Biffy sniffed again. His nose told him nothing new. Foreign smells, yes, but this was someone’s pack member, not a loner, which meant he was there as a representative or messenger in Biffy’s territory, not as a challenger. He permitted himself a tiny sigh of relief.
He finished with the young lady and the perch, or, more properly, with the young lady’s mother. She eventually came around to his gentle guidance, the trick being that the color of the hat was deemed a perfect complement to the girl’s complexion, which was very fine indeed (nose notwithstanding). Biffy watched them walk to the counter to settle the account. He thought that the girl might do much better this season than she would have before the purchase of the hat.

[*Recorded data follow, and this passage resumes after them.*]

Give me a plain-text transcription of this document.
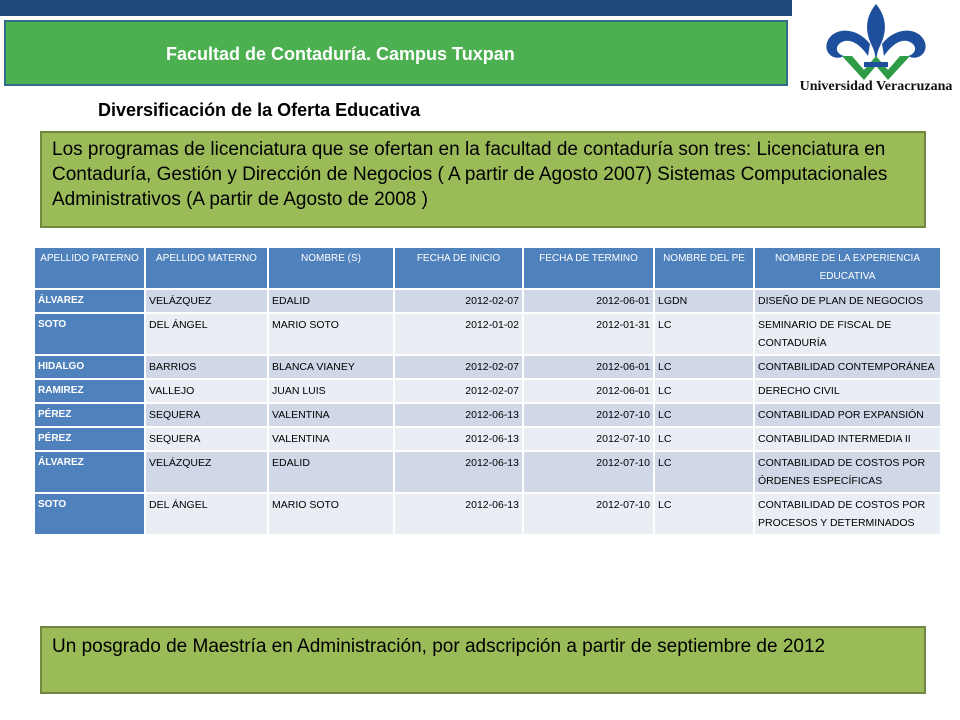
Facultad de Contaduría. Campus Tuxpan
Universidad Veracruzana
Diversificación de la Oferta Educativa
Los programas de licenciatura que se ofertan en la facultad de contaduría son tres: Licenciatura en Contaduría, Gestión y Dirección de Negocios ( A partir de Agosto 2007) Sistemas Computacionales Administrativos (A partir de Agosto de 2008 )
APELLIDO PATERNO	APELLIDO MATERNO	NOMBRE (S)	FECHA DE INICIO	FECHA DE TERMINO	NOMBRE DEL PE	NOMBRE DE LA EXPERIENCIA EDUCATIVA
ÁLVAREZ	VELÁZQUEZ	EDALID	2012-02-07	2012-06-01	LGDN	DISEÑO DE PLAN DE NEGOCIOS
SOTO	DEL ÁNGEL	MARIO SOTO	2012-01-02	2012-01-31	LC	SEMINARIO DE FISCAL DE CONTADURÍA
HIDALGO	BARRIOS	BLANCA VIANEY	2012-02-07	2012-06-01	LC	CONTABILIDAD CONTEMPORÁNEA
RAMIREZ	VALLEJO	JUAN LUIS	2012-02-07	2012-06-01	LC	DERECHO CIVIL
PÉREZ	SEQUERA	VALENTINA	2012-06-13	2012-07-10	LC	CONTABILIDAD POR EXPANSIÓN
PÉREZ	SEQUERA	VALENTINA	2012-06-13	2012-07-10	LC	CONTABILIDAD INTERMEDIA II
ÁLVAREZ	VELÁZQUEZ	EDALID	2012-06-13	2012-07-10	LC	CONTABILIDAD DE COSTOS POR ÓRDENES ESPECÍFICAS
SOTO	DEL ÁNGEL	MARIO SOTO	2012-06-13	2012-07-10	LC	CONTABILIDAD DE COSTOS POR PROCESOS Y DETERMINADOS
Un posgrado de Maestría en Administración, por adscripción a partir de septiembre de 2012
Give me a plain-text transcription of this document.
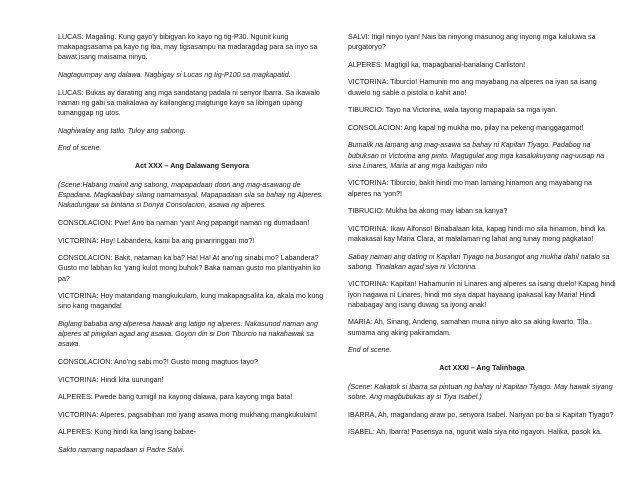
LUCAS: Magaling. Kung gayo’y bibigyan ko kayo ng tig-P30. Ngunit kung makapagsasama pa kayo ng iba, may tigsasampu na madaragdag para sa inyo sa bawat isang maisama ninyo.

Nagtagumpay ang dalawa. Nagbigay si Lucas ng tig-P100 sa magkapatid.

LUCAS: Bukas ay darating ang mga sandatang padala ni senyor Ibarra. Sa ikawalo naman ng gabi sa makalawa ay kailangang magtungo kayo sa libingan upang tumanggap ng utos.

Naghiwalay ang tatlo. Tuloy ang sabong.

End of scene.

Act XXX – Ang Dalawang Senyora

(Scene:Habang mainit ang sabong, mapapadaan doon ang mag-asawang de Espadana. Magkaakbay silang namamasyal. Mapapadaan sila sa bahay ng Alperes. Nakadungaw sa bintana si Donya Consolacion, asawa ng alperes.

CONSOLACION: Pwe! Ano ba naman ‘yan! Ang papangit naman ng dumadaan!

VICTORINA: Hoy! Labandera, kami ba ang pinariringgan mo?!

CONSOLACION: Bakit, nataman ka ba? Ha! Ha! At ano’ng sinabi mo? Labandera? Gusto mo labhan ko ‘yang kulot mong buhok? Baka naman gusto mo plantiyahin ko pa?

VICTORINA: Hoy matandang mangkukulam, kung makapagsalita ka, akala mo kung sino kang maganda!

Biglang bababa ang alperesa hawak ang latigo ng alperes. Nakasunod naman ang alperes at pinigilan agad ang asawa. Goyon din si Don Tiburcio na nakahawak sa asawa.

CONSOLACION: Ano’ng sabi mo?! Gusto mong magtuos tayo?

VICTORINA: Hindi kita uurungan!

ALPERES: Pwede bang tumigil na kayong dalawa, para kayong mga bata!

VICTORINA: Alperes, pagsabihan mo iyang asawa mong mukhang mangkukulam!

ALPERES: Kung hindi ka lang isang babae-

Sakto namang napadaan si Padre Salvi.

SALVI: Itigil ninyo iyan! Nais ba ninyong masunog ang inyong mga kaluluwa sa purgatoryo?

ALPERES: Magtigil ka, mapagbanal-banalang Carliston!

VICTORINA: Tiburcio! Hamunin mo ang mayabang na alperes na iyan sa isang duwelo ng sable o pistola o kahit ano!

TIBURCIO: Tayo na Victorina, wala tayong mapapala sa mga iyan.

CONSOLACION: Ang kapal ng mukha mo, pilay na pekeng manggagamot!

Bumalik na lamang ang mag-asawa sa bahay ni Kapitan Tiyago. Padabog na bubuksan ni Victorina ang pinto. Magugulat ang mga kasalukuyang nag-uusap na sina Linares, Maria at ang mga kaibigan nito

VICTORINA: Tiburcio, bakit hindi mo man lamang hinamon ang mayabang na alperes na ‘yon?!

TIBRUCIO: Mukha ba akong may laban sa kanya?

VICTORINA: Ikaw Alfonso! Binabalaan kita, kapag hindi mo sila hinamon, hindi ka makakasal kay Maria Clara, at malalaman ng lahat ang tunay mong pagkatao!

Sabay naman ang dating ni Kapitan Tiyago na busangot ang mukha dahil natalo sa sabong. Tinalakan agad siya ni Victorina.

VICTORINA: Kapitan! Hahamunin ni Linares ang alperes sa isang duelo! Kapag hindi iyon nagawa ni Linares, hindi mo siya dapat hayaang ipakasal kay Maria! Hindi nababagay ang isang duwag sa iyong anak!

MARIA: Ah, Sinang, Andeng, samahan muna ninyo ako sa aking kwarto. Tila.. sumama ang aking pakiramdam.

End of scene.

Act XXXI – Ang Talinhaga

(Scene: Kakatok si Ibarra sa pintuan ng bahay ni Kapitan Tiyago. May hawak siyang sobre. Ang magbubukas ay si Tiya Isabel.)

IBARRA, Ah, magandang araw po, senyora Isabel. Nariyan po ba si Kapitan Tiyago?

ISABEL: Ah, Ibarra! Pasensya na, ngunit wala siya rito ngayon. Halika, pasok ka.
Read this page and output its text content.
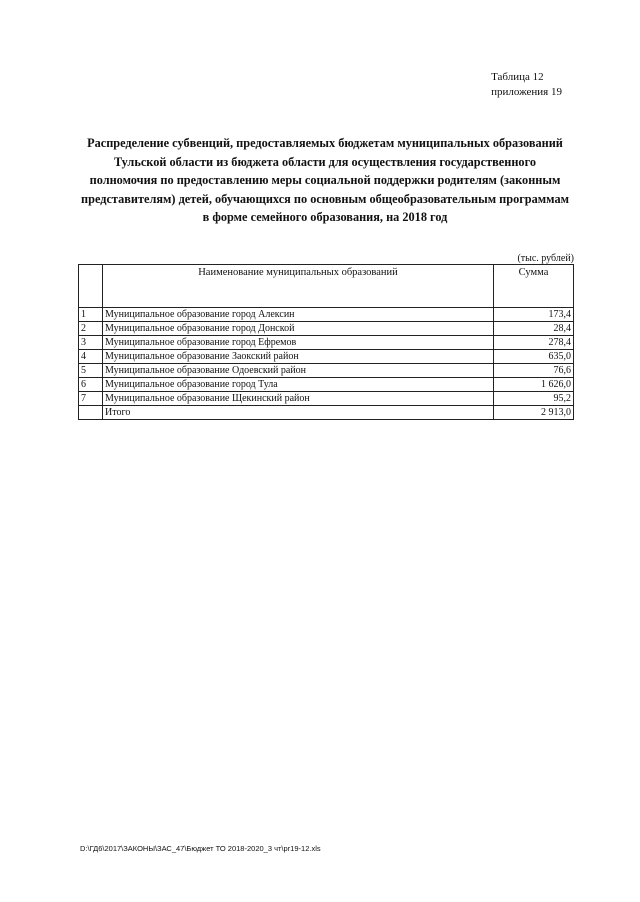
Таблица 12
приложения 19
Распределение субвенций, предоставляемых бюджетам муниципальных образований Тульской области из бюджета области для осуществления государственного полномочия по предоставлению меры социальной поддержки родителям (законным представителям) детей, обучающихся по основным общеобразовательным программам в форме семейного образования, на 2018 год
(тыс. рублей)
	Наименование муниципальных образований	Сумма
1	Муниципальное образование город Алексин	173,4
2	Муниципальное образование город Донской	28,4
3	Муниципальное образование город Ефремов	278,4
4	Муниципальное образование Заокский район	635,0
5	Муниципальное образование Одоевский район	76,6
6	Муниципальное образование город Тула	1 626,0
7	Муниципальное образование Щекинский район	95,2
	Итого	2 913,0
D:\ГД6\2017\ЗАКОНЫ\ЗАС_47\Бюджет ТО 2018-2020_3 чт\pr19-12.xls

Hats were like that – necessary, even vital, to one’s success on the marriage mart.
He spent a quiet moment rearranging the stock, ensuring the gap left by the perch would not be obvious. He collected his finer feelings, stamped civility and urbane sophistication over his werewolf instincts. Someone in my territory! He ensured his cuffs were peeking out perfectly from his jacket, and turned to meet the stranger.
The werewolf was standing behind a sea of hats. Madame Lefoux, the original owner, had chosen to dangle them all at the ends of long chains, so that they swayed softly at different lengths. A field through which shoppers could coo and drift. Biffy liked the design. It had a pleasing undersea quality, and so he kept it. The stranger stood on the other side of that field, peering through it at him.
He was a lean, undersized man, shrouded in a full cloak and a hat. Backlit by the gas wall sconces, it was difficult to see his face.
Biffy knew him instantly.
Yes, he smelled different.
Yes, he had spoken too softly. But Biffy remembered that body and posture as if it were a childhood nursery rhyme – not word for word but the melody impressed upon his psyche in a way that would haunt him all his life.
Mine. My Beta.
He suddenly felt the tension he didn’t even know he’d been holding. Tension since he’d assumed control of the pack several months earlier. Tension around need, and vacancy, and absence. He felt it now because it left him all at once. His knees wobbled. Perhaps I’ve been holding it longer than two months. Perhaps I’ve been holding it twenty years.
Professor Randolph Lyall had spent his very long life cultivating anonymity. He specialized in being impeccably easy to forget. He always dressed exactly under the height of fashion. His manners were perfectly quiet and perfectly polite, his customs designed to fade into the background. He was the ideal Beta, always there to observe and provide support, never to steal the limelight.
But Biffy always noticed Professor Lyall. Had done so from the very start. He’d noticed the set of Lyall’s shoulders, and the curve of his neck, and the length of his eyelashes. Now, as Biffy moved towards Lyall, stalking, hunter-like, he noticed the way Lyall’s sandy hair was longer, queued back in the military fashion. He watched the way he adjusted his waistcoat under Biffy’s steady gaze. He remembered the way that waistcoat always contained precisely the right gadget for any occasion.
Biffy pushed the hats aside, careless of their movement. He was thinking too much about not running through them. He was concentrating too much on holding himself back. Heedless of watching claviger eyes and interested shoppers, Biffy closed the space between them.
Finally.
“You smell foreign,” he accused Lyall, coming to a stop at last. Exactly the correct distance for a reunion among friends. Biffy was overcome, but he was never that overcome.
Professor Lyall smiled at him. It was a real smile too, one that crinkled the corners of his sand-colored eyes. “Good evening, Lord Falmouth.”